Cross Border Mergers and Tax Due-Diligence Impact Areas
CEO FORUM BREAKFAST MEETING – CROSS BORDER MERGERS AND TAX DUE-DILIGENCE IMPACT AREAS
The Cochin Chamber of Commerce and Industry conducted the CEO Forum’s 9th Breakfast Meeting on Friday, 6th of September, 2019 at the Taj Gateway Hotel, Ernakulam.
Mr. V Venugopal, President of the Chamber, delivered the Welcome Address and introduced the Speaker for the meeting.
Mr. Alwar Rajkumar, Director, PwC’s Mergers & Acquisitions Tax Practice was the Guest Speaker at the meeting, and he spoke on ‘Cross Border Mergers and Tax Due-Diligence Impact Areas.’
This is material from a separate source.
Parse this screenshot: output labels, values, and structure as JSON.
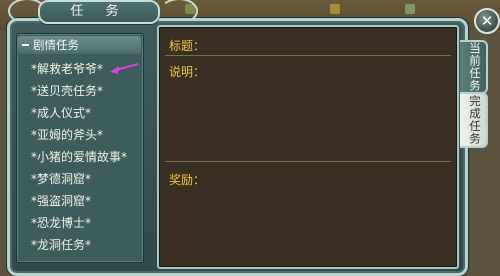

Mr. Rajkumar addressed the forum on the key aspects of tax and regulatory namely foreign tax credit, eligibility, carry forward of losses, interest deductibility, reporting obligations, etc. He also explained the scope of work, key management representations, list of documents reviewed, a summary of issues, etc. which forms the typical format of a due diligence report.
The objectives of due diligence including how to identify any material Income Tax exposures, validation of representations made by the seller, how to efficiently structure a deal and validation of assumptions made by the buyer in valuing the target were also covered in detail. Mr. Rajkumar mentioned that financial statements, tax returns, transfer pricing documents, etc. are the typical documents reviewed in due diligence.
The session covered the difference between In-bound Merger and Out-bound Merger against the parameters like issue of shares, overseas liabilities, foreign branch regulations etc. Mr. Rajkumar presented case studies of a Parent Merger and Merger of a wholly-owned subsidiary. The key considerations of an outbound merger namely corporate law, Income Tax, SEBI regulations and exchange control were also discussed in the meeting.
India made it very flexible and it had opened the gates from March 2018 allowing any form of cross border mergers. If you look at cross border merger one needs to look at foreign jurisdictions. For example, Singapore doesn’t allow cross border merger. So one cannot do an inbound merger with Singapore since its not allowed under the Singapore Corporate Law regulation. Some developed nations like Japan, Australia where cross border merger is restruicted , unlike India which is open. Some of the favourable mergers is Mauritius merging with India, US with India.
From a merger’s standpoint, there are set of tax and regulatory considerations which one needs to consider before a cross border merger. From a tax standpoint, most important thing is, is it a transaction which result in capital. Under the Indian tax laws, a merger between 2 Indian companies, there are 2 triggers.
For cross border transaction, from India’s standpoint, an inbound merger will satisfy the condition.
Mr. C S Kartha, Past President of the Chamber presented a Memento to Mr. Rajkumar.
Mr. S P Kamath, Executive Committee Member proposed the Vote of Thanks.